Buca’da Çevre ve Şehircilik Bakanlığının ısrarla onayladığı imar planları bir kez daha iptal edildi. İmar planlarının yürütmesinin durdurulması ve iptali talebiyle dava açan Mimarlar Odası İzmir Şubesi ve Şehir Plancıları Odası İzmir Şubesi tarafından yapılan ortak açıklamada şu ifadelere yer verildi:
“İzmir İli, Buca İlçesi, İnönü Mahallesi’nde yer alan 7777 ada 1 nolu parsel, 7778 ada 1 nolu parsel ve 7779 ada 1 nolu parsele (eski 550 ada 91, 92 ve 580 ada 11 parsel) ilişkin Çevre ve Şehircilik Bakanlığınca onaylanarak 18.11.2020-17.12.2020 tarihleri arasında 1 ay süreyle Çevre ve Şehircilik İl Müdürlüğünce askıya çıkarılan 1/5000 ölçekli Nazım İmar Planı ve 1/1000 ölçekli Uygulama İmar Planının yürütmesinin durdurulmasına ve takiben iptaline karar verilmesi talebiyle, TMMOB Mimarlar Odası İzmir Şubesi ve TMMOB Şehir Plancıları Odası İzmir Şubesi tarafından dava açılmıştır.
Özelleştirme İdaresi Başkanlığı ve Çevre ve Şehircilik Bakanlığı tarafından, mülkiyeti Tütün, Tütün Mamulleri, Tuz ve Alkol İşletmeleri (TEKEL) AŞ’ye ait alanlar, kamusal niteliği korunmak yerine, özelleştirme süreçleri ve planlama aracılığıyla sermayeye devredilmeye çalışılmaktadır.
Kent içerisinde yurttaşların sosyal ve teknik altyapı ihtiyacını karşılayacak kamusal bir mülkiyetin çok sayıdaki mahkeme kararına rağmen ısrarla yeniden onaylanması hukuksuzluğun alışkanlık haline getirildiğinin somut örneğidir.
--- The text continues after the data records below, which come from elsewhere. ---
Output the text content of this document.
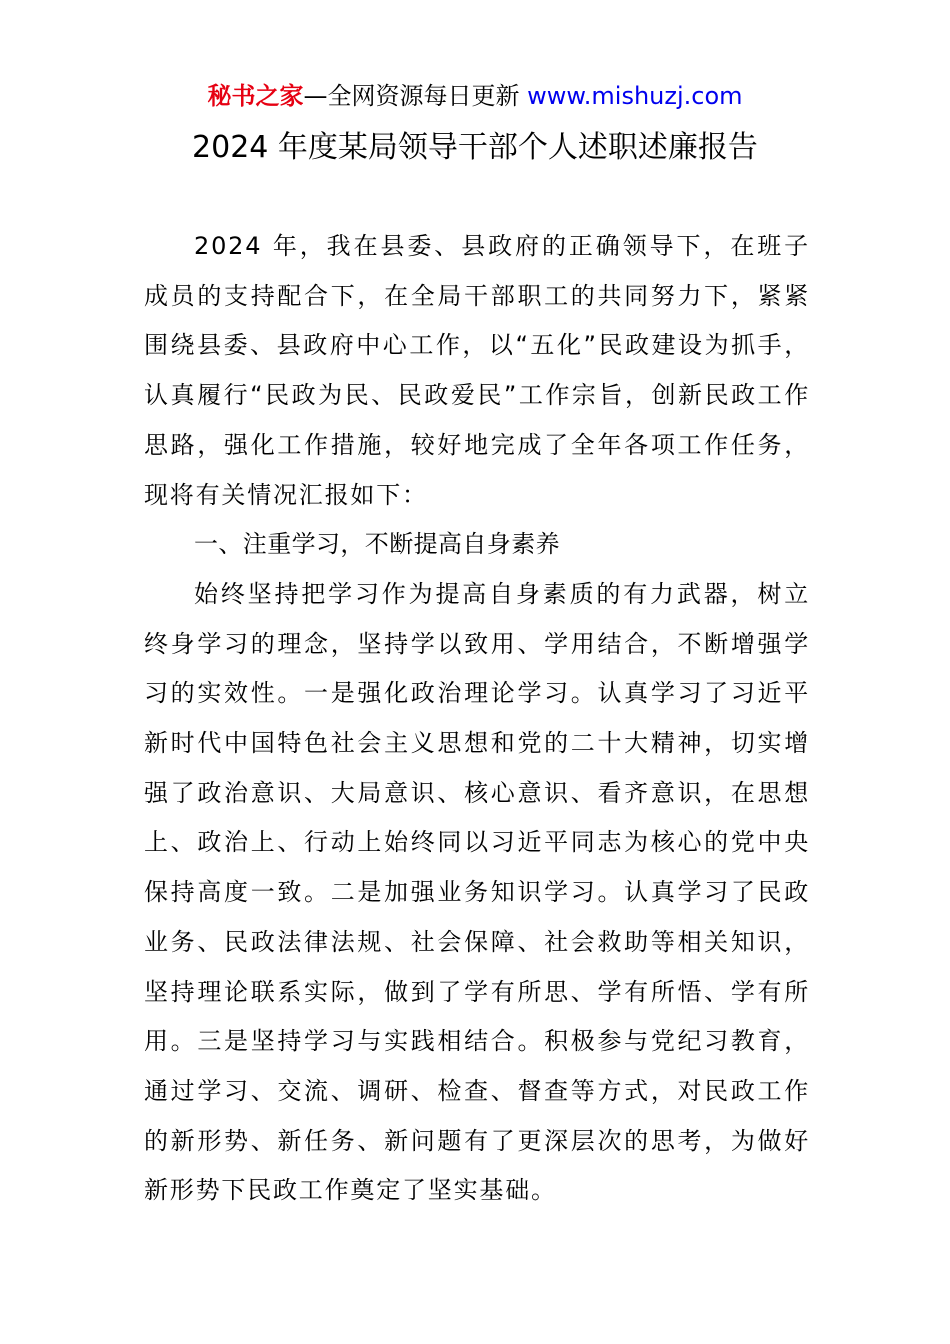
秘书之家—全网资源每日更新 www.mishuzj.com
2024 年度某局领导干部个人述职述廉报告

2024 年，我在县委、县政府的正确领导下，在班子成员的支持配合下，在全局干部职工的共同努力下，紧紧围绕县委、县政府中心工作，以“五化”民政建设为抓手，认真履行“民政为民、民政爱民”工作宗旨，创新民政工作思路，强化工作措施，较好地完成了全年各项工作任务，现将有关情况汇报如下：

一、注重学习，不断提高自身素养

始终坚持把学习作为提高自身素质的有力武器，树立终身学习的理念，坚持学以致用、学用结合，不断增强学习的实效性。一是强化政治理论学习。认真学习了习近平新时代中国特色社会主义思想和党的二十大精神，切实增强了政治意识、大局意识、核心意识、看齐意识，在思想上、政治上、行动上始终同以习近平同志为核心的党中央保持高度一致。二是加强业务知识学习。认真学习了民政业务、民政法律法规、社会保障、社会救助等相关知识，坚持理论联系实际，做到了学有所思、学有所悟、学有所用。三是坚持学习与实践相结合。积极参与党纪习教育，通过学习、交流、调研、检查、督查等方式，对民政工作的新形势、新任务、新问题有了更深层次的思考，为做好新形势下民政工作奠定了坚实基础。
Geldiğimiz noktada söz konusu alanlara ilişkin Çevre ve Şehircilik Bakanlığı tarafından 2020 yılında onaylanan imar planları da daha önceki kararlarda yer alan gerekçelere benzer gerekçelerle bir kez daha mahkeme kararıyla iptal edilmiştir.
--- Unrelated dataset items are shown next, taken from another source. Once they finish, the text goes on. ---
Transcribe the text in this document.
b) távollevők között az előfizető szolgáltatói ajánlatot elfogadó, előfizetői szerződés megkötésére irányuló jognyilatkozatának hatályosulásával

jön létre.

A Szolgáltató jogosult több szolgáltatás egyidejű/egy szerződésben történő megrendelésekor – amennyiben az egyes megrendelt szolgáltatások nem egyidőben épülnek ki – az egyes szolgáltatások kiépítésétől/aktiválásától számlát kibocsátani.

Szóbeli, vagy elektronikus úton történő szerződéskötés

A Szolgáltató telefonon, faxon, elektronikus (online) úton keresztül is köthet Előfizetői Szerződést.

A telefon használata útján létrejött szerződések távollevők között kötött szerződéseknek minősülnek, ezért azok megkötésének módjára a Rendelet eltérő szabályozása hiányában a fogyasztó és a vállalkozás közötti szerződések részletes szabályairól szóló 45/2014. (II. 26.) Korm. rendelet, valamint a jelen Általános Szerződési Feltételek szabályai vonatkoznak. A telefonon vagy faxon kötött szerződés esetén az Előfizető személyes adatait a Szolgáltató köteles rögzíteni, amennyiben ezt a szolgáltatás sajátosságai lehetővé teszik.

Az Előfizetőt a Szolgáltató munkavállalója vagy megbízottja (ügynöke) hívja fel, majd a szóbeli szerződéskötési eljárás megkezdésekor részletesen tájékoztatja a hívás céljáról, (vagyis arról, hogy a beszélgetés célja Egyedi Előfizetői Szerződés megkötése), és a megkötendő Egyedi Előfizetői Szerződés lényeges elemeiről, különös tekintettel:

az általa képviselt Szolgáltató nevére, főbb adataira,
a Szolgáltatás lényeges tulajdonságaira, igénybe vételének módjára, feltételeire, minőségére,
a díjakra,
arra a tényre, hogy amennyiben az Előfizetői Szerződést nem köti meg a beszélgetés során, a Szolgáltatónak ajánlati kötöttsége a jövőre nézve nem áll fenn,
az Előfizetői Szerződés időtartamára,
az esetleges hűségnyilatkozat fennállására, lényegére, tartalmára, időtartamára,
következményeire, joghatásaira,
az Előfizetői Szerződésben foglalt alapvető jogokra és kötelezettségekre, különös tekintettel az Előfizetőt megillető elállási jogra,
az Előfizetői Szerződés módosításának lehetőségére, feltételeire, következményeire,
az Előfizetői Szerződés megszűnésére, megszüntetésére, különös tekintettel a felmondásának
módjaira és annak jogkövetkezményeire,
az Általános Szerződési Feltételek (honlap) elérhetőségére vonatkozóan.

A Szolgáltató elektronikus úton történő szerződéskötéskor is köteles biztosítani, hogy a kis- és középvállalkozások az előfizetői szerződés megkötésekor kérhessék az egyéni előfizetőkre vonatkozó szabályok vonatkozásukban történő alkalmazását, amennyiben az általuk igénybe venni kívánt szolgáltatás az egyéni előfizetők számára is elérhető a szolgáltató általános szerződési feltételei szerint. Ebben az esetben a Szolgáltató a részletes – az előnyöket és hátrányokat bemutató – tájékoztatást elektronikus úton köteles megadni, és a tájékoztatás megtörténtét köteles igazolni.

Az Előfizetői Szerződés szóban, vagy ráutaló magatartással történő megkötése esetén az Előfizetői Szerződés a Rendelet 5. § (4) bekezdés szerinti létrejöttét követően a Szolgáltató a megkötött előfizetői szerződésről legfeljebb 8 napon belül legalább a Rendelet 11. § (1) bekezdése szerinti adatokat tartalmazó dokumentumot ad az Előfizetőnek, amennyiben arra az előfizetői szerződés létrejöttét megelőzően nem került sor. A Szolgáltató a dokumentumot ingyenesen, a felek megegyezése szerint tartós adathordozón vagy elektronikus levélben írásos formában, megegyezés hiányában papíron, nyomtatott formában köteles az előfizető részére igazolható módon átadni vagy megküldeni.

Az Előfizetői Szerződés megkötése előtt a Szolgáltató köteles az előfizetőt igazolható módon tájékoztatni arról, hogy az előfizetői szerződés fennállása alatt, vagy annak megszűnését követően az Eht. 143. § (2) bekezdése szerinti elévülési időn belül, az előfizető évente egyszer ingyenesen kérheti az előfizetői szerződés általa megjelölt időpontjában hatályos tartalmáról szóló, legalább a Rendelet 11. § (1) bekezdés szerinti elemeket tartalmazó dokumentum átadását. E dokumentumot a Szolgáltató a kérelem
Yetkili idarelere sesleniyoruz: Yapılan işlemin hukuksuzluğuna ikna olmanız için bir idari işlemin kaç defa iptal edilmesi gerekmektedir?
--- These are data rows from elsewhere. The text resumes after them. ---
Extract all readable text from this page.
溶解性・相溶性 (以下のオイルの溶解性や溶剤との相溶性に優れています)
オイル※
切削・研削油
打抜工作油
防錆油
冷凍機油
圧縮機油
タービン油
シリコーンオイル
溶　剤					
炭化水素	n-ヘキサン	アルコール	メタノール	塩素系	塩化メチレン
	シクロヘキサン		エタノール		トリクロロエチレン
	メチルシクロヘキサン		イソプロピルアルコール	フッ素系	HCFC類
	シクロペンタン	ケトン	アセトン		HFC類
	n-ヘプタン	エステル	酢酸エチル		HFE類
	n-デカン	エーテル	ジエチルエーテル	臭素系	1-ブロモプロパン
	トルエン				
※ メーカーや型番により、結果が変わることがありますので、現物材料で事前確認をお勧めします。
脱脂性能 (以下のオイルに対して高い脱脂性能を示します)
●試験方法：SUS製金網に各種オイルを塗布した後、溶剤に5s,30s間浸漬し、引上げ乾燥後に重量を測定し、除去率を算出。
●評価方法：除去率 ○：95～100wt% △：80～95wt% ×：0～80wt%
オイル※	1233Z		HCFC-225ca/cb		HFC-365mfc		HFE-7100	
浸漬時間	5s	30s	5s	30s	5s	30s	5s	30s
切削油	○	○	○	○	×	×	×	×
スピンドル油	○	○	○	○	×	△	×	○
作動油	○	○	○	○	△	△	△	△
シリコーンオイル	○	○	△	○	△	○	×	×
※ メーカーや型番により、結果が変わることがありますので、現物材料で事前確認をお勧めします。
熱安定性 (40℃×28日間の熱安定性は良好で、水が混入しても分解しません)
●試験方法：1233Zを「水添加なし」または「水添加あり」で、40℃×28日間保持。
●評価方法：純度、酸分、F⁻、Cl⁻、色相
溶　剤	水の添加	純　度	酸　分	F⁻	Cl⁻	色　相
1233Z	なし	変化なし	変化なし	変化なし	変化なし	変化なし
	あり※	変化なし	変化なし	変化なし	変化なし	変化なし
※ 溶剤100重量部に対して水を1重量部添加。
Bakanlık daha öncesinde onanmış planlara ilişki alınmış mahkeme kararlarını dikkate almadan mükerrer onayladığı son imar planlarının iptaline ilişkin alınan İzmir 3.İdare Mahkemesinin 2021/200 Esas, 2021/1540 sayılı Kararında; ticaret kullanım kararı ile ilişkili ulaşım kararları açısından 14.10.2019 tarih ve E.2019/14761 sayılı Danıştay kararındaki iptal gerekçesinin de karşılanmamış olduğu belirtilmiştir. Ayrıca mahkeme kararında hukuka aykırılık gerekçesine ilişkin olarak ‘…kamusal hizmet alanı kullanımlarının bir sosyal altyapı alanı olarak kabul edilmesi gereği ile dava konusu plan değişikliklerinde kamusal hizmet alanı azaltılarak bölgedeki kamusal – özel alan dengesi bozulmak suretiyle plan ana kararları bütünlüğünün bozulduğu ve kaldırılan sosyal altyapı alanı karşılığında hizmet etki alanı içinde eşdeğer bir alan ayrılmadığı, dava konusu alanda ticaret alanlarının yolculuk üretme potansiyelinin ortaya konulduğu ulaşım altyapısı ve trafik etüdünün yapılarak Plan Açıklama Raporu’na ve plan kararlarına aktarılmadığı, dava konusu planlar içerisinde 1/1000 ölçekli Uygulama İmar Planı kararlarında “Belediye Hizmet Alanı”nın İzmir Büyükşehir Belediyesi’nin verdiği hizmetlerden hangisine yönelik olarak kullanılacağının kesinleştirilmemiş olduğu…’ denilmektedir.
2577 sayılı İdari Yargılama Usulu Kanunu’nun ‘Kararların sonuçları’ başlıklı 28. maddesinde idarelerin yargı kararlarının tüm gereklerini yerine getirerek işlem tesis etme yükümlülükleri açıkça öngörülmüştür. Yargı kararının kısmen veya yalnızca yüzeyde uygulanmasının ise bu yükümlülüğü karşılamadığı, hatta yargı kararının arkasından dolanmak gibi kötü niyetli tutumlar olarak algılanmasının kaçınılmaz olduğu açıktır. Bu hukuksuz uygulamalar esasen görevi kötüye kullanma fiilini doğurmaktadır.
Öte yandan bu hukuksuzlukta ısrar edenler, Buca ilçesinin önemli bir kamusal ihtiyacını karşılayacak alanın yıllarca plansız kalmasına neden olarak vatandaşları önemli bir kamusal alandan mahrum bırakmışlar, kamu kaynaklarının halk yararına kullanılmasına engel olmuşlardır. Sonuç olarak şehircilik ilkeleri, planlama esasları ve kamu yararına aykırılığı defalarca tespit edilen böylesi uygulamalara karşı mücadelede ısrarcı olacağımızı kamuoyuna saygıyla duyuruyoruz.”